Kerexu: As Mulheres são livres como todo ser Humano. Está escrito em nossa Constituição Federal de 1988 que reconhece a Declaração Universal dos Direitos Humanos de 1948. Muitas pessoas já foram assassinadas por acusações de que “tinham uma ideologia” e temos que ter muito cuidado com isto.  Os Direitos foram instituídos para evitar confrontos e guerras, e este é nosso caminho quando nós Mulheres somos acusadas de coisas que os demais não compreendem. Quanto ao aborto, por exemplo, temos que cuidar da Mulher e observar em quais condições ocorreu a gravidez. Ninguém vai sair por aí escrevendo cartilhas sobre como engravidar e depois abortar, como devem pensar muitos como Bolsonaro que fala do “Kit Gay”. As Mulheres precisam de cuidados e abortar uma gravidez não desejada é uma forma de garantia à Mulher seu Direito à Vida, e isto é inegociável pois se trata de Dignidade Humana, que é o maior de todos os Direitos. Certamente na história dos países do Hemisfério Norte e suas guerras infinitas, homens preferiram que suas companheiras morressem para que fosse garantida a vida dos herdeiros, mas naquela época não tínhamos os Direitos Humanos que hoje temos e que devem ser respeitados, independentemente de opiniões. Vamos cuidar das Mulheres!
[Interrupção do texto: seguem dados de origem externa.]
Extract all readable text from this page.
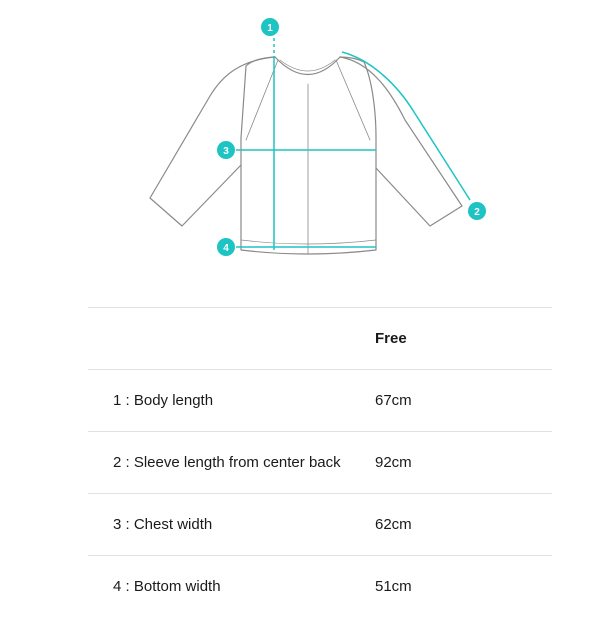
1
2
3
4
	Free
1 : Body length	67cm
2 : Sleeve length from center back	92cm
3 : Chest width	62cm
4 : Bottom width	51cm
Catarinas: Quais pautas são prioritárias na sua plataforma de campanha?
Kerexu: Primeiramente proponho nossa relação social e ambiental com a vida não na forma do Viver Melhor, mas sim na forma do Bem Viver. Parece igual, mas é completamente diferente. Bem Viver é quando vivemos e escolhemos nossos rumos em conjunto, analisando e planejando como queremos estar em curto, médio e longo prazo. Viver Melhor é cada um por si, como numa corrida, onde cada um toma sua decisão pensando em si. Este é o estado de escassez que queremos que mude para o estado de abundância. Somente assim poderemos chegar a um Ambiente Ecologicamente equilibrado para todos e todas, e para isso precisaremos de um modelo de Educação Comunitário, onde caibam todos e todas nos planos do futuro onde os nossos jovens irão viver. As Mulheres precisam compreender este modelo de abundância para poderem promover entre si, em suas relações locais, regionais, nacionais e internacionais. Somente unidas e sem concorrência podemos alcançar todos os nossos Direitos, perspectiva que chamo de Ecofeminismo, onde teremos Segurança Alimentar para todas e todos, e assim garantiremos casas e territórios para todas e todos. É uma lógica que dá certo e já deu certo por milhares de anos, aqui mesmo no território catarinense, onde meus ancestrais viveram, e sei que são também ancestrais de muitas Mulheres que até hoje falam que suas “avós foram pegas a laço”, sem perceberem a violência contida nesta frase e, ainda, sem perceberem que se suas avós são indígenas, elas como eu têm raízes fortes de Mulheres Indígenas e Guerreiras. Por isso estou contando com que todas digitem 5088 para Deputada Federal e que juntas possamos viver num mundo em que caibam todas e todos. Obrigada pela oportunidade de falar aqui.

*Cis caracteriza a pessoa cuja identidade de gênero é a mesma designada no nascimento.